The creature twitched violently.
For a brief moment, hope flared inside him.
Then another tentacle shot upward from the darkness.
It struck Jean square in the chest.
The impact knocked the air from his lungs and hurled him upward through the water like a ragdoll.
Jean burst from the river and slammed violently into the riverbank. His body crashed into a nearby tree before collapsing onto the ground.
Darkness swallowed him.
Shawn saw it happen.
"Somebody help me!" he screamed desperately.
But there was no one there.
The pull grew stronger.
The water closed over his head.
And the river swallowed him whole.
It felt as though the river itself had grown jaws.
The weight of the water pressed in from every direction, cold and merciless as it stole the warmth from his skin. Shawn thrashed with everything his twelve year old body had left, but the tentacle only tightened its grip, dragging him deeper into the suffocating dark.
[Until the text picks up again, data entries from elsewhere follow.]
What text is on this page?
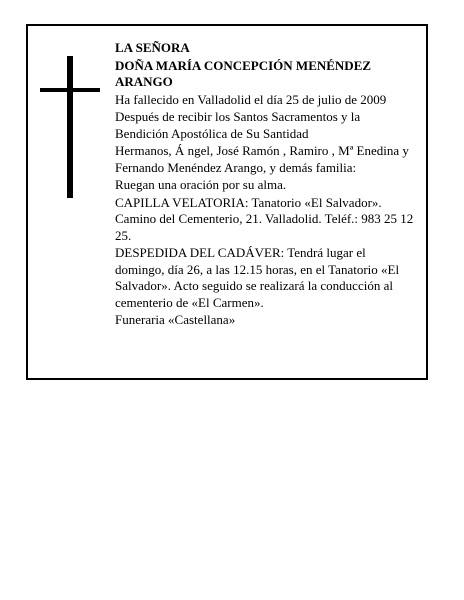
LA SEÑORA

DOÑA MARÍA CONCEPCIÓN MENÉNDEZ ARANGO

Ha fallecido en Valladolid el día 25 de julio de 2009

Después de recibir los Santos Sacramentos y la Bendición Apostólica de Su Santidad

Hermanos, Á ngel, José Ramón , Ramiro , Mª Enedina y Fernando Menéndez Arango, y demás familia:

Ruegan una oración por su alma.

CAPILLA VELATORIA: Tanatorio «El Salvador». Camino del Cementerio, 21. Valladolid. Teléf.: 983 25 12 25.

DESPEDIDA DEL CADÁVER: Tendrá lugar el domingo, día 26, a las 12.15 horas, en el Tanatorio «El Salvador». Acto seguido se realizará la conducción al cementerio de «El Carmen».

Funeraria «Castellana»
The cold bit into him like knives.
His chest burned.
His lungs screamed for air as bitter river water rushed into his mouth and nose. He tried to cough, to spit it out, but every attempt only dragged more choking liquid into his throat.
Panic and pain twisted together until he could no longer tell where one ended and the other began.
No.
Not like this.
His thoughts came in frantic flashes as the water swallowed him piece by piece.
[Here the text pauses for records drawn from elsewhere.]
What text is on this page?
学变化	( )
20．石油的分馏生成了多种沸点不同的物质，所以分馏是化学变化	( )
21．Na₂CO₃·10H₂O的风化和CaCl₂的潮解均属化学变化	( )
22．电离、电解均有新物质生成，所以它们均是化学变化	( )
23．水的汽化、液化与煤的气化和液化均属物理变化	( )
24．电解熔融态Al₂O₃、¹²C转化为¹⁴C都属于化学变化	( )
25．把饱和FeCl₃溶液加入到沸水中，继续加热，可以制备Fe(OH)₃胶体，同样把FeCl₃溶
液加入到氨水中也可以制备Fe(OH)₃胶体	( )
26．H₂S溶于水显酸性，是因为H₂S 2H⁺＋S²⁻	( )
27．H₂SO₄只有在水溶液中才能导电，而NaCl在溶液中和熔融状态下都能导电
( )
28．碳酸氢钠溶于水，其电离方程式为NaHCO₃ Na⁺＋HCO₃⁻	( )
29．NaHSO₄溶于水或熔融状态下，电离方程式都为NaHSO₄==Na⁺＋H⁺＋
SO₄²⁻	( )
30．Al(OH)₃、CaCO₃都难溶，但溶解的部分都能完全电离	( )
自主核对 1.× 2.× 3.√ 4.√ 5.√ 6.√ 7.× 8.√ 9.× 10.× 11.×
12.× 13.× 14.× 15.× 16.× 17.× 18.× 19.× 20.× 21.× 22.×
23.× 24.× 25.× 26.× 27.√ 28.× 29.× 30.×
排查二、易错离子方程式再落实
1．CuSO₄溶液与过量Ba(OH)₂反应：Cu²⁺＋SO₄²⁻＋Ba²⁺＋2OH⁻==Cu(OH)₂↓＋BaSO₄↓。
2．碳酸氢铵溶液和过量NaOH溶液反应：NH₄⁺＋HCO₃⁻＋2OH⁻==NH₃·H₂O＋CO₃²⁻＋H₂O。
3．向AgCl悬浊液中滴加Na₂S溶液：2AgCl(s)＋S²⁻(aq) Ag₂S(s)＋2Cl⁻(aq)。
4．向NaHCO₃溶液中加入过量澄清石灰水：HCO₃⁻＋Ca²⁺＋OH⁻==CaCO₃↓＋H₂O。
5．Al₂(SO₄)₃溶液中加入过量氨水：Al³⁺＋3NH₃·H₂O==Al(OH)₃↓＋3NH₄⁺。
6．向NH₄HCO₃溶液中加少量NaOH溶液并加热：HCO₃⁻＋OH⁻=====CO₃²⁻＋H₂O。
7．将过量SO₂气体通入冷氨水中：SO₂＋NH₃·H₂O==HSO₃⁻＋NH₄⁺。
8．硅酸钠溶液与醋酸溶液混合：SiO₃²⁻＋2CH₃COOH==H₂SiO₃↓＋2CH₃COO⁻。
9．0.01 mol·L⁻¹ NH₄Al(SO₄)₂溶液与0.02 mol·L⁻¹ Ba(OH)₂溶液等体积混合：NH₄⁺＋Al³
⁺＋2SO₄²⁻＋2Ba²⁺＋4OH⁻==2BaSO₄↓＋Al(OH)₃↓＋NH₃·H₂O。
He kicked and twisted, clawing uselessly at the monstrous limb wrapped around his leg, but his strength was fading fast. His arms felt heavy. His movements slowed with every passing second.
Time stretched strangely around him.
Each moment felt endless.
And in that endless moment, regrets surfaced.
Shawn's frantic mind turned inward.
He thought of the race earlier.
The laughter on the riverbank.
The proud look Jean had given him.
He remembered the bet they had made and realized he would never see how it ended.
Then his thoughts drifted further.
To all the things he had never done.
All the moments he had promised himself he would enjoy later.
He had spent so much time tinkering with inventions that might one day change the world that he had forgotten the world he was already living in.
Forgotten to simply be a boy.
To run.
To shout.
To laugh without thinking about tomorrow.
I wanted more time.
The burning in his chest worsened.
Dark spots spread across his vision like ink spilled across paper.
But even as everything faded, his mind betrayed him again with memories he could not stop.
I won't be there for them...
A sob escaped his throat, dissolving into bubbles that drifted upward.
Jean's face appeared in his mind.
His best friend.
His partner.
His brother in everything but blood.
Memories flickered rapidly.
Late nights hunched over messy sketches.
Whispered plans for inventions that would change the future.
Quiet laughter in places where no one else understood them.
They had so many projects left to finish.
So many dreams still waiting.
Shawn imagined Jean years from now, nervously holding a bouquet as he tried to confess his feelings to Sally.
The image was so vivid it almost made him smile.
I should have been there to tease him.
To celebrate with him.
To see him become someone great.
His body convulsed as the last of his air escaped.
Pain tore through his chest like fire trapped beneath ice.
His mouth opened in a silent scream as water flooded his lungs, merciless and suffocating.
His mind retreated from the agony, shrinking inward around the final sparks of thought.
I'm only twelve.
I didn't live.
I didn't do enough.
The pain slowly dulled.
The burning in his lungs faded into numbness.
His limbs went slack.
His hands drifted open in the water.
And as darkness closed around him, the last thing Shawn felt was not fear.
It was sorrow.
A deep, hollow sorrow echoing through the fading corners of his young soul like a prayer never spoken.